WEST OF THE PECOS
Hollywood might attempt to portray historic Pecos as a wild west community overrun by gunshot but this town was no less violent than most Texas settlements along the edge of the state’s western frontier. Gunfights, in Pecos and elsewhere, were de rigueur for the 1880s, an era replete with more weapons and alcohol than lawmen and lockups. Pecos’ real claim to fame is its rodeo, an equally rowdy affair (sans shootouts) complete with cowboy-pitching broncs and bull-dodging clowns. The “West of the Pecos” rodeo, an annual event held since its inception in 1883, celebrates the state’s favorite displays of cowboy (and cowgirl) prowess.

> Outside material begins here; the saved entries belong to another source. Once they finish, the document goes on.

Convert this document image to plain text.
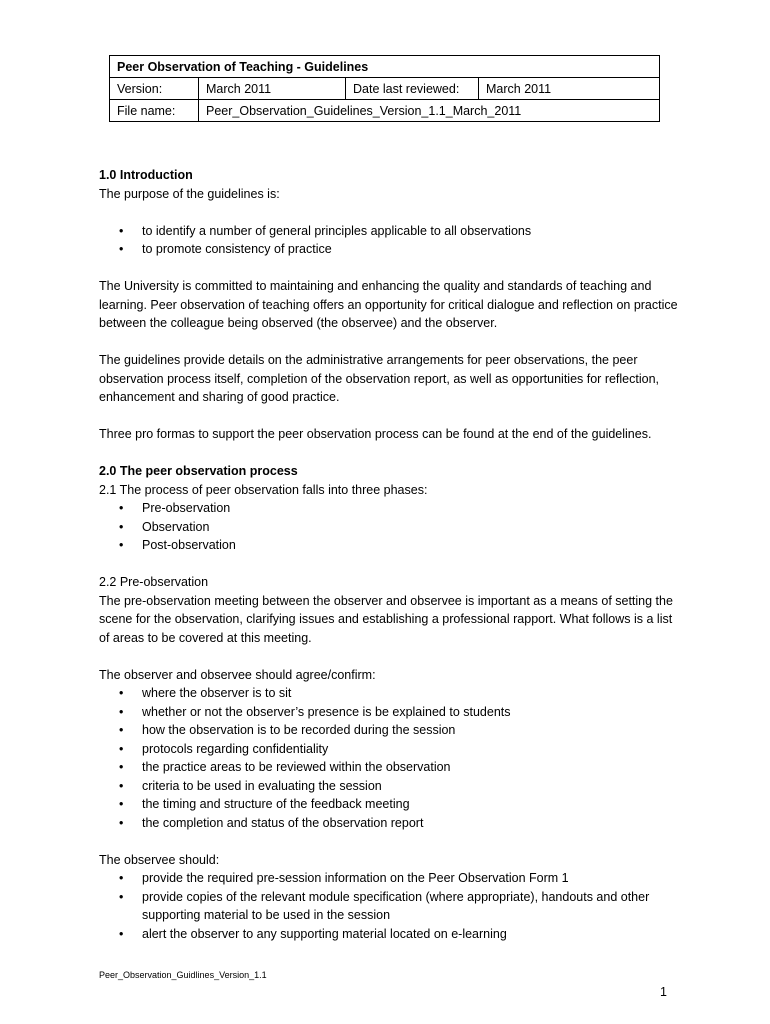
Peer Observation of Teaching - Guidelines			
Version:	March 2011	Date last reviewed:	March 2011
File name:	Peer_Observation_Guidelines_Version_1.1_March_2011		

1.0 Introduction

The purpose of the guidelines is:

• to identify a number of general principles applicable to all observations
• to promote consistency of practice

The University is committed to maintaining and enhancing the quality and standards of teaching and learning. Peer observation of teaching offers an opportunity for critical dialogue and reflection on practice between the colleague being observed (the observee) and the observer.

The guidelines provide details on the administrative arrangements for peer observations, the peer observation process itself, completion of the observation report, as well as opportunities for reflection, enhancement and sharing of good practice.

Three pro formas to support the peer observation process can be found at the end of the guidelines.

2.0 The peer observation process

2.1 The process of peer observation falls into three phases:

• Pre-observation
• Observation
• Post-observation

2.2 Pre-observation

The pre-observation meeting between the observer and observee is important as a means of setting the scene for the observation, clarifying issues and establishing a professional rapport. What follows is a list of areas to be covered at this meeting.

The observer and observee should agree/confirm:

• where the observer is to sit
• whether or not the observer’s presence is be explained to students
• how the observation is to be recorded during the session
• protocols regarding confidentiality
• the practice areas to be reviewed within the observation
• criteria to be used in evaluating the session
• the timing and structure of the feedback meeting
• the completion and status of the observation report

The observee should:

• provide the required pre-session information on the Peer Observation Form 1
• provide copies of the relevant module specification (where appropriate), handouts and other supporting material to be used in the session
• alert the observer to any supporting material located on e-learning
Peer_Observation_Guidlines_Version_1.1
1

Pecos, the Reeves County seat, arose along the banks of the Pecos River, first as a camp for cattle drives and later as stop along the Texas and Pacific Railway. Today, the story of historic Pecos is detailed in the exhibits at the West of the Pecos Museum, housed in turn-of-the-century digs. Modern Pecos also enjoys a more pastoral character, brought on by the ranching industry and the production of the delicious Pecos cantaloupe, a seasonal fruit grown in irrigated fields across the region. The Pecos cantaloupe begins to show up in produce sections and fruit stands mid-July, gaining full ripeness and flavor just as the summer ends, providing an unforgettable sweet and salty finish to late August afternoons in the shade. The melon even has its own celebration, unsurprisingly called the annual Cantaloupe Festival that takes place in Pecos every summer.